Perhaps this should have been obvious. The verse carries a big promise, not a private one. A promise, as it says quite clearly, for the world. But the mythical individualism of my childhood faith, which rested exclusively on the idea of a personal relationship with Christ, wrapped itself around this verse. Right now, in this time of social distancing, as I long to wrap my arms around my sister or to share a meal at a table filled with friends or to smile at a stranger in the store and see them smile back, I am desperate to look up from the words on the page. I am desperate not for the words tucked in the private recesses of my heart but for the people who carry these words as I do. I cling not only to the promise of love written into the verse but to the promise that I am not reading alone.

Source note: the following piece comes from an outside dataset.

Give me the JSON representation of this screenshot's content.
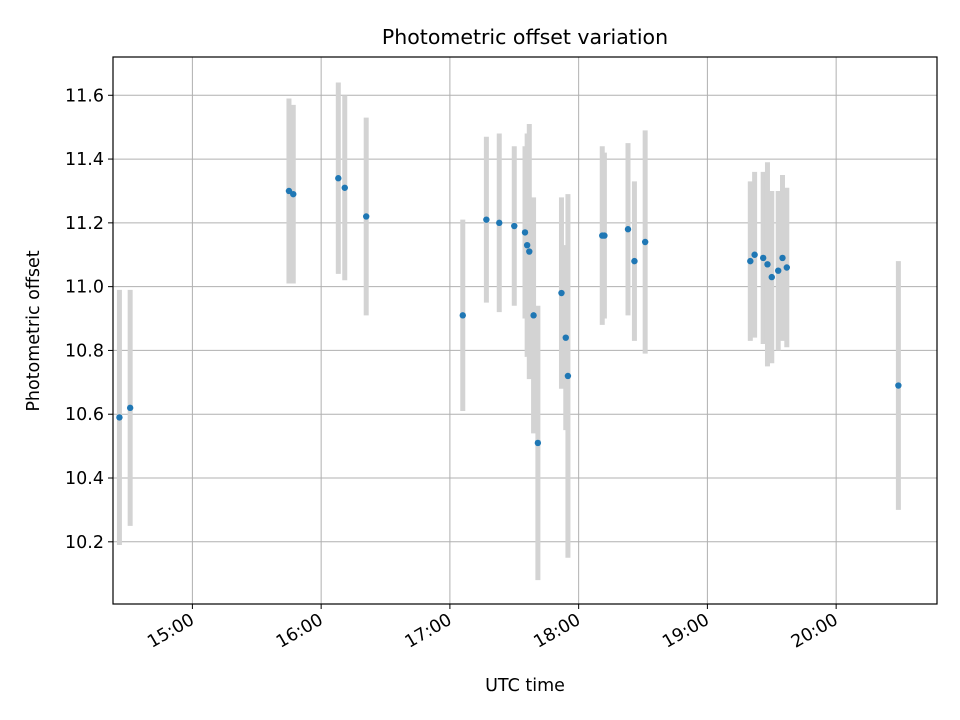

The familiarity of John 3:16 now makes me uncomfortable. The verse seems flung about too easily on yard signs in my rural Pennsylvania neighborhood, Christian T-shirts worn on my college campus, shabby chic décor on the cover of some home magazine beloved by Christian folks. My progressivism—shrouded too often in elitism—can’t stand for such casual proclamations of faith. But when I do look up from all the uncomfortable packaging of this familiar verse, when I look to wise readers of the sacred text, I come face to face with a radical message written into John 3:16.

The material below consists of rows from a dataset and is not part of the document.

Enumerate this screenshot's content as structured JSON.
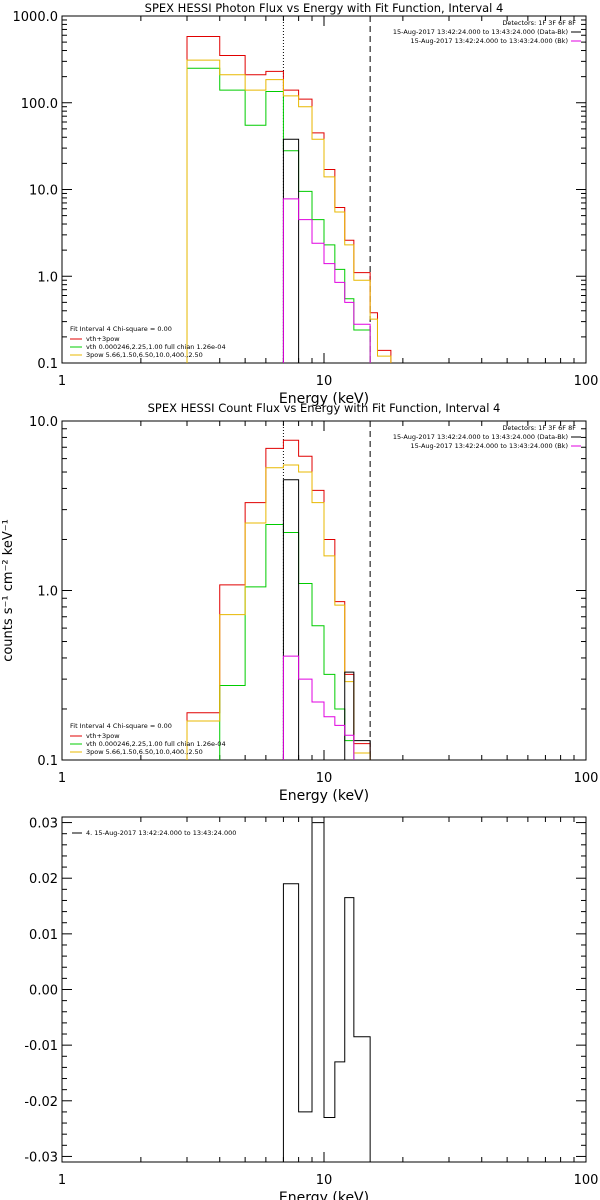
{
  "chart_data": [
    {
      "type": "line",
      "scale": "log-log",
      "title": "SPEX HESSI Photon Flux vs Energy with Fit Function, Interval 4",
      "xlabel": "Energy (keV)",
      "ylabel": "",
      "xlim": [
        1,
        100
      ],
      "ylim": [
        0.1,
        1000
      ],
      "x_ticks": [
        "1",
        "10",
        "100"
      ],
      "y_ticks": [
        "0.1",
        "1.0",
        "10.0",
        "100.0",
        "1000.0"
      ],
      "legend_top": [
        "Detectors: 1F 3F 6F 8F",
        "15-Aug-2017 13:42:24.000 to 13:43:24.000 (Data-Bk)",
        "15-Aug-2017 13:42:24.000 to 13:43:24.000 (Bk)"
      ],
      "legend_bottom": [
        "Fit Interval 4   Chi-square = 0.00",
        "vth+3pow",
        "vth 0.000246,2.25,1.00  full chian 1.26e-04",
        "3pow 5.66,1.50,6.50,10.0,400.,2.50"
      ],
      "vlines": [
        {
          "x": 7.0,
          "style": "dotted"
        },
        {
          "x": 15.0,
          "style": "dashed"
        }
      ],
      "series": [
        {
          "name": "vth+3pow",
          "color": "#e00000",
          "edges": [
            3,
            4,
            5,
            6,
            7,
            8,
            9,
            10,
            11,
            12,
            13,
            15,
            16,
            18
          ],
          "values": [
            580,
            350,
            210,
            230,
            140,
            110,
            45,
            17,
            6.2,
            2.6,
            1.1,
            0.38,
            0.14
          ]
        },
        {
          "name": "vth 0.000246,2.25,1.00  full chian 1.26e-04",
          "color": "#00cc00",
          "edges": [
            3,
            4,
            5,
            6,
            7,
            8,
            9,
            10,
            11,
            12,
            13,
            15
          ],
          "values": [
            250,
            140,
            55,
            135,
            28,
            9.5,
            4.5,
            2.3,
            1.2,
            0.55,
            0.24
          ]
        },
        {
          "name": "3pow 5.66,1.50,6.50,10.0,400.,2.50",
          "color": "#e8b800",
          "edges": [
            3,
            4,
            5,
            6,
            7,
            8,
            9,
            10,
            11,
            12,
            13,
            15,
            16,
            18
          ],
          "values": [
            310,
            210,
            140,
            185,
            120,
            90,
            38,
            14,
            5.5,
            2.3,
            0.9,
            0.32,
            0.12
          ]
        },
        {
          "name": "",
          "color": "#000000",
          "edges": [
            7,
            8
          ],
          "values": [
            38
          ]
        },
        {
          "name": "",
          "color": "#e000e0",
          "edges": [
            7,
            8,
            9,
            10,
            11,
            12,
            13,
            15
          ],
          "values": [
            7.8,
            4.5,
            2.4,
            1.4,
            0.85,
            0.5,
            0.28
          ]
        }
      ]
    },
    {
      "type": "line",
      "scale": "log-log",
      "title": "SPEX HESSI Count Flux vs Energy with Fit Function, Interval 4",
      "xlabel": "Energy (keV)",
      "ylabel": "counts s⁻¹ cm⁻² keV⁻¹",
      "xlim": [
        1,
        100
      ],
      "ylim": [
        0.1,
        10
      ],
      "x_ticks": [
        "1",
        "10",
        "100"
      ],
      "y_ticks": [
        "0.1",
        "1.0",
        "10.0"
      ],
      "legend_top": [
        "Detectors: 1F 3F 6F 8F",
        "15-Aug-2017 13:42:24.000 to 13:43:24.000 (Data-Bk)",
        "15-Aug-2017 13:42:24.000 to 13:43:24.000 (Bk)"
      ],
      "legend_bottom": [
        "Fit Interval 4   Chi-square = 0.00",
        "vth+3pow",
        "vth 0.000246,2.25,1.00  full chian 1.26e-04",
        "3pow 5.66,1.50,6.50,10.0,400.,2.50"
      ],
      "vlines": [
        {
          "x": 7.0,
          "style": "dotted"
        },
        {
          "x": 15.0,
          "style": "dashed"
        }
      ],
      "series": [
        {
          "name": "vth+3pow",
          "color": "#e00000",
          "edges": [
            3,
            4,
            5,
            6,
            7,
            8,
            9,
            10,
            11,
            12,
            13,
            15
          ],
          "values": [
            0.19,
            1.08,
            3.3,
            6.9,
            7.7,
            6.2,
            3.9,
            2.0,
            0.86,
            0.32,
            0.125
          ]
        },
        {
          "name": "vth 0.000246,2.25,1.00  full chian 1.26e-04",
          "color": "#00cc00",
          "edges": [
            4,
            5,
            6,
            7,
            8,
            9,
            10,
            11,
            12,
            13
          ],
          "values": [
            0.275,
            1.05,
            2.45,
            2.2,
            1.1,
            0.62,
            0.32,
            0.2,
            0.13
          ]
        },
        {
          "name": "3pow 5.66,1.50,6.50,10.0,400.,2.50",
          "color": "#e8b800",
          "edges": [
            3,
            4,
            5,
            6,
            7,
            8,
            9,
            10,
            11,
            12,
            13,
            15
          ],
          "values": [
            0.17,
            0.72,
            2.5,
            5.3,
            5.5,
            5.0,
            3.3,
            1.6,
            0.82,
            0.29,
            0.11
          ]
        },
        {
          "name": "",
          "color": "#000000",
          "edges": [
            7,
            8,
            12,
            13,
            14,
            15
          ],
          "values": [
            4.5,
            0.0,
            0.33,
            0.13,
            0.13
          ]
        },
        {
          "name": "",
          "color": "#e000e0",
          "edges": [
            7,
            8,
            9,
            10,
            11,
            12,
            13
          ],
          "values": [
            0.41,
            0.3,
            0.22,
            0.18,
            0.16,
            0.14
          ]
        }
      ]
    },
    {
      "type": "line",
      "scale": "log-x",
      "title": "",
      "xlabel": "Energy (keV)",
      "ylabel": "",
      "xlim": [
        1,
        100
      ],
      "ylim": [
        -0.031,
        0.031
      ],
      "x_ticks": [
        "1",
        "10",
        "100"
      ],
      "y_ticks": [
        "-0.03",
        "-0.02",
        "-0.01",
        "0.00",
        "0.01",
        "0.02",
        "0.03"
      ],
      "legend_top": [
        "4. 15-Aug-2017 13:42:24.000 to 13:43:24.000"
      ],
      "series": [
        {
          "name": "4. 15-Aug-2017 13:42:24.000 to 13:43:24.000",
          "color": "#000000",
          "edges": [
            7,
            8,
            9,
            10,
            11,
            12,
            13,
            15
          ],
          "values": [
            0.019,
            -0.022,
            0.03,
            -0.023,
            -0.013,
            0.0165,
            -0.0085
          ]
        }
      ]
    }
  ]
}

In September 1954, a young Martin Luther King Jr. moved from Boston to Montgomery, the city that would call him from the pulpit to the street, that would cement his call to follow Jesus into the work of justice. His first week in the pulpit at Dexter Avenue Baptist Church, King preached on John 3:16. That first sermon in his new home bears signs of the voice that one year later would be heard all over the globe—of the man who would stand on the shoulders of Claudette Colvin, Rosa Parks, Jo Ann Robinson, and thousands of other Black women to lead the Montgomery bus boycott of 1955 and 1956 that would help change the world.
“God’s love has breadth,” said King. “It is a big love; it’s a broad love. . . . God’s love is too big to be limited to a particular race. It is too big to be wrapped in a particularistic garment. It is too great to be encompassed by any single nation. God is a universal God.” In that Montgomery church, King told a different story of the God of this verse. He leaned into it as a source of politically activated theology: “This [unlimited love] has been a ray of hope and has given a sense of belonging to the hundreds of disinherited people” who proclaim, like the enslaved preacher who risked everything to teach his enslaved congregants in the shadows of the plantation, “You ain’t no slave. . . . But you’re God’s child.”
For much of my life, I did not know that the John 3:16 of King’s sermon existed. His words have now made this familiar verse into a renewed cry for God’s great love, a love big enough and vast enough to be for me and for the whole of the world.